Unfortunately there is a difference between dyes. Revlon can sell you a product for 3-4$ because they use the cheapest ingredients available. Box dyes tend to be much more abrasive and hard on the hair and cause them to get dry often times. The other thing is, if you ever want to lift your black hair, it will be a freaking nightmare. Box dyes often have metallic salts in the hair that react weirdly with other color products.
  	Even amongst Professional Salon Quality dyes some are better than others.

  	My suggestion would be to go to a Sally's and get a wella or l'oreal professional dye.

  	Also, check to see if your salon has any kind of Sulfate in it. Unfortunately, a lot of "color treated" shampoos still have that in it, and it will dry your hair, and wash the color out.


----------



## Babylard (Sep 24, 2011)

Dyes are NOT all the same as ingredients vary. I usually dye my hair using salon supplies (developer + cream tube) and my hair doesn't get worse with toners (my hair gets damaged from bleach when I lighten it). I tried Garnier Blue Black (I dye my hair black a lot too, because I prefer jet black rather than natural brown black) and my hair went very stringy and damaged like I bleached it a lot, which was so bizzare to me. I prefer the Japanese box dyes (Palty, Prettia etc).
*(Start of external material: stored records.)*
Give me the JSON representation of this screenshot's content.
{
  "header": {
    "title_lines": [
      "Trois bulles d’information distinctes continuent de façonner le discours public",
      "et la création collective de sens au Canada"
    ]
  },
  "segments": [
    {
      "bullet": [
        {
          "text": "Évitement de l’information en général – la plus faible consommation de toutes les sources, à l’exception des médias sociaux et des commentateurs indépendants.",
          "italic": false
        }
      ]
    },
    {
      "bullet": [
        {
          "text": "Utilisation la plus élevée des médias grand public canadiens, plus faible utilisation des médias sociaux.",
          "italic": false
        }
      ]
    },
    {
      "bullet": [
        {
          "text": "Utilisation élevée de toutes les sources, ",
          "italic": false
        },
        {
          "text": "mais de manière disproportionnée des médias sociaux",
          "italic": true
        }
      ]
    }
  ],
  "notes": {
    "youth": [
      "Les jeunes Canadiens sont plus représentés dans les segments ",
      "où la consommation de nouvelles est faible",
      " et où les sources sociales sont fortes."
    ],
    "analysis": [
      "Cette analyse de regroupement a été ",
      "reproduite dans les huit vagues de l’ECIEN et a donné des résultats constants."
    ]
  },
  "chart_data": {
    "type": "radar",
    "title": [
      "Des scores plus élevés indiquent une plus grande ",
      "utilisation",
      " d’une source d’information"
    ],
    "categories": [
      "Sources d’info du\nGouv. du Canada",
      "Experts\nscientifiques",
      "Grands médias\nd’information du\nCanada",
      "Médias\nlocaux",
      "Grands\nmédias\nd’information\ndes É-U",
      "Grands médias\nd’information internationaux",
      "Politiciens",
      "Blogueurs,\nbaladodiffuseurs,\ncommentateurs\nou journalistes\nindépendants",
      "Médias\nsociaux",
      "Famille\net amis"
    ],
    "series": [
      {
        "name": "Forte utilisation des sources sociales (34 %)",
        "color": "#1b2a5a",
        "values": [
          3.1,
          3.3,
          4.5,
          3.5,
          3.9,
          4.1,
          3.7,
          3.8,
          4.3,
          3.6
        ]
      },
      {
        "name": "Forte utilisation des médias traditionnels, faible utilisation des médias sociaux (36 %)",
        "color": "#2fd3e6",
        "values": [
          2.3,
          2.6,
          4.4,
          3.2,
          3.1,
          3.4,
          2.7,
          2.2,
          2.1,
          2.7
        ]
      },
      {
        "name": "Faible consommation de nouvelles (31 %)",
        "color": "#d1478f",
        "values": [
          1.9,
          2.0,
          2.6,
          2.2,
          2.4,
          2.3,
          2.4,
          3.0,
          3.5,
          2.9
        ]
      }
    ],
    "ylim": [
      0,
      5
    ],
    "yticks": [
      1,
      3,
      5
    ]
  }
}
I dye my hair all the time and I do find the drugstore ones more damaging. The Japanese ones are much nicer to my hair, but they are more expensive and harder to get (You can get them from T&T supermarket or ebay). People think that dying your hair a lot will make you go bald, well, it really depends on the quality of dyes you use, how you care for your hair, and what your hair is like. My hair will break if I bleach too much or use crappy drugstore dyes.. otherwise not really. P.S. Damaged hair is easier to styles  Supply stores carry awesome stuff.


----------



## SarahSceneKids (Oct 18, 2011)

Not all of them are damaging. I use Colorsilk, the 2.99 kits from like CVS. and they work fine, and they come in many different natural hair colors. They work really well, and they have such good conditioner that comes with the kit, iv been using these kits for about 2 years now, and my hair still feels great


----------



## Sojourner (Oct 18, 2011)

Babylard said:


> Dyes are NOT all the same as ingredients vary. I usually dye my hair using salon supplies (developer + cream tube) and my hair doesn't get worse with toners (my hair gets damaged from bleach when I lighten it). I tried Garnier Blue Black (I dye my hair black a lot too, because I prefer jet black rather than natural brown black) and my hair went very stringy and damaged like I bleached it a lot, which was so bizzare to me. I prefer the Japanese box dyes (Palty, Prettia etc). I dye my hair all the time and I do find the drugstore ones more damaging. The Japanese ones are much nicer to my hair, but they are more expensive and harder to get (You can get them from T&T supermarket or ebay). People think that dying your hair a lot will make you go bald, well, it really depends on the quality of dyes you use, how you care for your hair, and what your hair is like. My hair will break if I bleach too much or use crappy drugstore dyes.. otherwise not really. P.S. Damaged hair is easier to styles  Supply stores carry awesome stuff.


 
  ...


----------



## Kaytie rose (Mar 19, 2012)

I have naturally dark brown hair and I live her black hair, I've gone all different colours even pink! I've had bleach, brown, blonde, pink, red, orange, black, black with red tips, black with purple tips, black with purple bottom layer, and black with red bottom layer (I've had a few more but too many to count) I've been dying my hair since I was six and I'm now eighteen, my hairs very healthy.. And it's not straw like, I went to a salon a few times to get my hair dyed and not only was it not why I wanted they killed my hair... They continued to tell me that bleach needed to be applied to my hair before the black... I box dyed it months later and without bleah, it's fine, the colour sticks, it's vibrant and healthy so I'd box dye it if I was you, aha x


----------